How the tool was clamped affected the spindle’s life because of the way the user naturally attempted to overcome the stiffness limitation, says tooling company.

What is the connection between the toolholder interface and the life of a machining center’s spindle? Offhand, it doesn’t seem like there should be a connection. How long the spindle performs effectively is different from the means by which it holds tooling.

But according to Bill Redman, global product manager for tooling systems with Kennametal, a Tier-One aircraft-industry manufacturer recently observed a significant increase in spindle life when it retrofitted milling spindles in its facility to the tooling company’s KM4X toolholder system. Certain machines had previously required spindle rebuilding every six months. That level of frequent spindle maintenance stopped.
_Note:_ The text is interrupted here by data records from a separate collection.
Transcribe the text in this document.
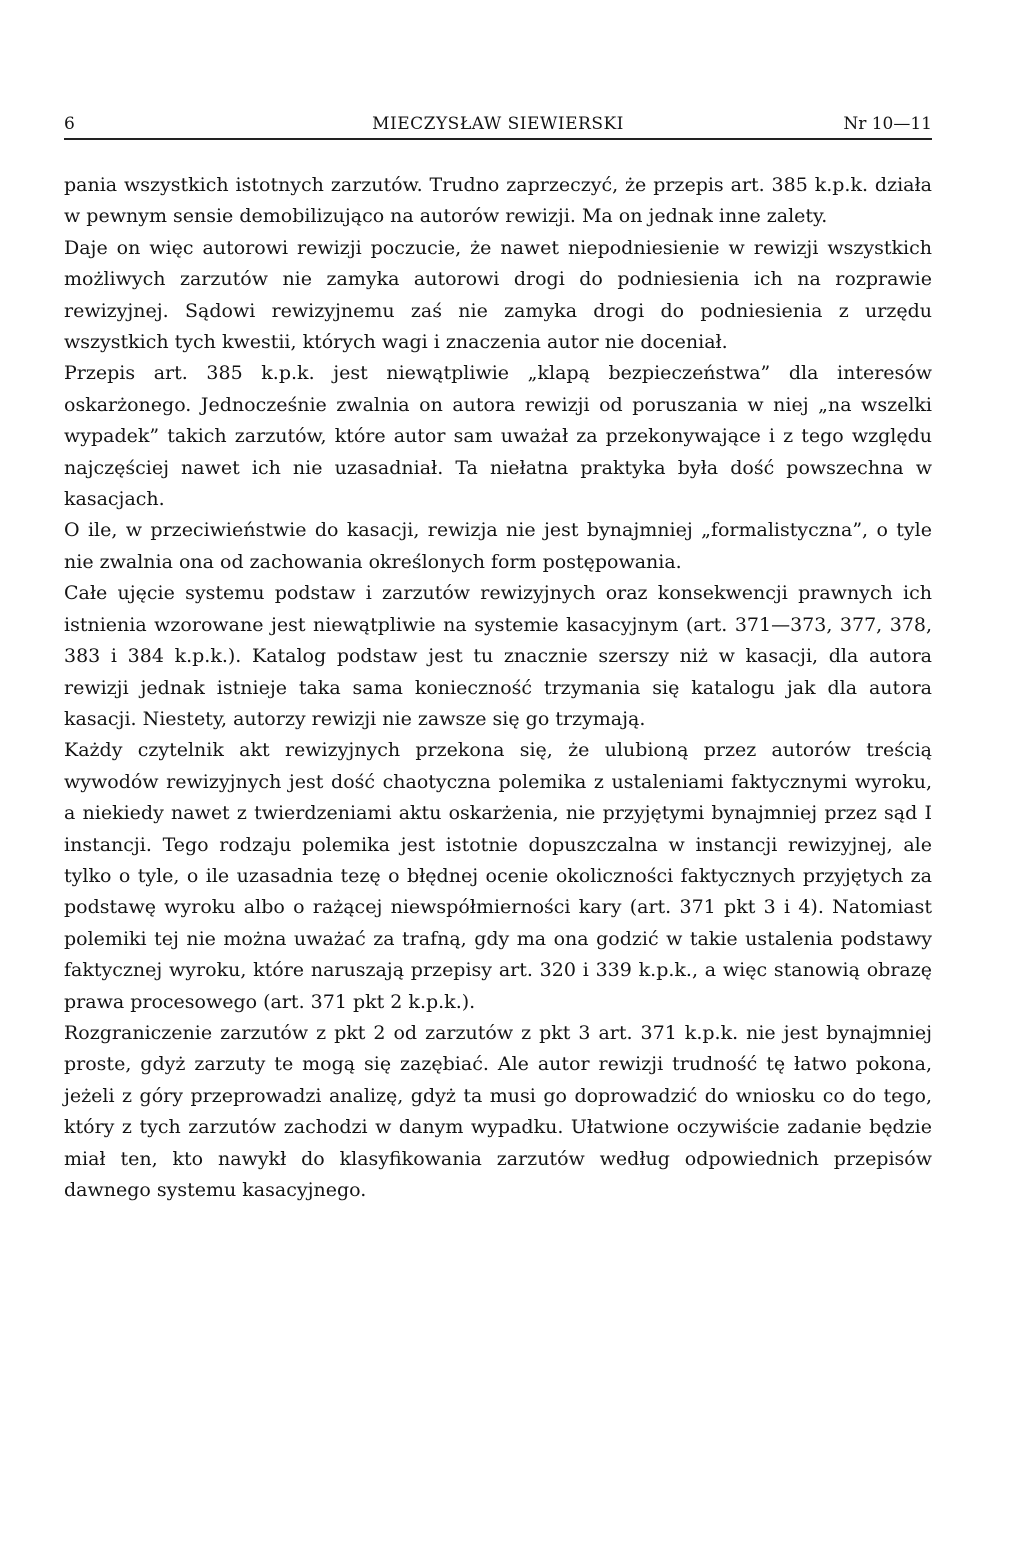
6	MIECZYSŁAW SIEWIERSKI	Nr 10—11

pania wszystkich istotnych zarzutów. Trudno zaprzeczyć, że przepis art. 385 k.p.k. działa w pewnym sensie demobilizująco na autorów rewizji. Ma on jednak inne zalety.

Daje on więc autorowi rewizji poczucie, że nawet niepodniesienie w rewizji wszystkich możliwych zarzutów nie zamyka autorowi drogi do podniesienia ich na rozprawie rewizyjnej. Sądowi rewizyjnemu zaś nie zamyka drogi do podniesienia z urzędu wszystkich tych kwestii, których wagi i znaczenia autor nie doceniał.

Przepis art. 385 k.p.k. jest niewątpliwie „klapą bezpieczeństwa” dla interesów oskarżonego. Jednocześnie zwalnia on autora rewizji od poruszania w niej „na wszelki wypadek” takich zarzutów, które autor sam uważał za przekonywające i z tego względu najczęściej nawet ich nie uzasadniał. Ta niełatna praktyka była dość powszechna w kasacjach.

O ile, w przeciwieństwie do kasacji, rewizja nie jest bynajmniej „formalistyczna”, o tyle nie zwalnia ona od zachowania określonych form postępowania.

Całe ujęcie systemu podstaw i zarzutów rewizyjnych oraz konsekwencji prawnych ich istnienia wzorowane jest niewątpliwie na systemie kasacyjnym (art. 371—373, 377, 378, 383 i 384 k.p.k.). Katalog podstaw jest tu znacznie szerszy niż w kasacji, dla autora rewizji jednak istnieje taka sama konieczność trzymania się katalogu jak dla autora kasacji. Niestety, autorzy rewizji nie zawsze się go trzymają.

Każdy czytelnik akt rewizyjnych przekona się, że ulubioną przez autorów treścią wywodów rewizyjnych jest dość chaotyczna polemika z ustaleniami faktycznymi wyroku, a niekiedy nawet z twierdzeniami aktu oskarżenia, nie przyjętymi bynajmniej przez sąd I instancji. Tego rodzaju polemika jest istotnie dopuszczalna w instancji rewizyjnej, ale tylko o tyle, o ile uzasadnia tezę o błędnej ocenie okoliczności faktycznych przyjętych za podstawę wyroku albo o rażącej niewspółmierności kary (art. 371 pkt 3 i 4). Natomiast polemiki tej nie można uważać za trafną, gdy ma ona godzić w takie ustalenia podstawy faktycznej wyroku, które naruszają przepisy art. 320 i 339 k.p.k., a więc stanowią obrazę prawa procesowego (art. 371 pkt 2 k.p.k.).

Rozgraniczenie zarzutów z pkt 2 od zarzutów z pkt 3 art. 371 k.p.k. nie jest bynajmniej proste, gdyż zarzuty te mogą się zazębiać. Ale autor rewizji trudność tę łatwo pokona, jeżeli z góry przeprowadzi analizę, gdyż ta musi go doprowadzić do wniosku co do tego, który z tych zarzutów zachodzi w danym wypadku. Ułatwione oczywiście zadanie będzie miał ten, kto nawykł do klasyfikowania zarzutów według odpowiednich przepisów dawnego systemu kasacyjnego.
Designed for quick change on heavy-duty spindles, the KM4X system uses four locking balls (as opposed to two on an earlier, smaller version of this system) to achieve fast, precise clamping of the toolholder into the spindle. Significantly, the four-ball lock also provides for high bending stiffness—and this is the reason for the spindle life increase, Mr. Redman says. Previously, to try to compensate for low bending stiffness in heavy cuts, the manufacturer was over-clamping its conical toolholders. The resulting bell-mouthing of the spindle led to the spindle failures. Thus, it wasn’t literally the toolholder interface affecting spindle life, but the user’s response to the limitations of that interface.

Applicable to non-rotating tools as well, the KM4X system can also provide high bending stiffness for tools such as long boring bars, Mr. Redman notes.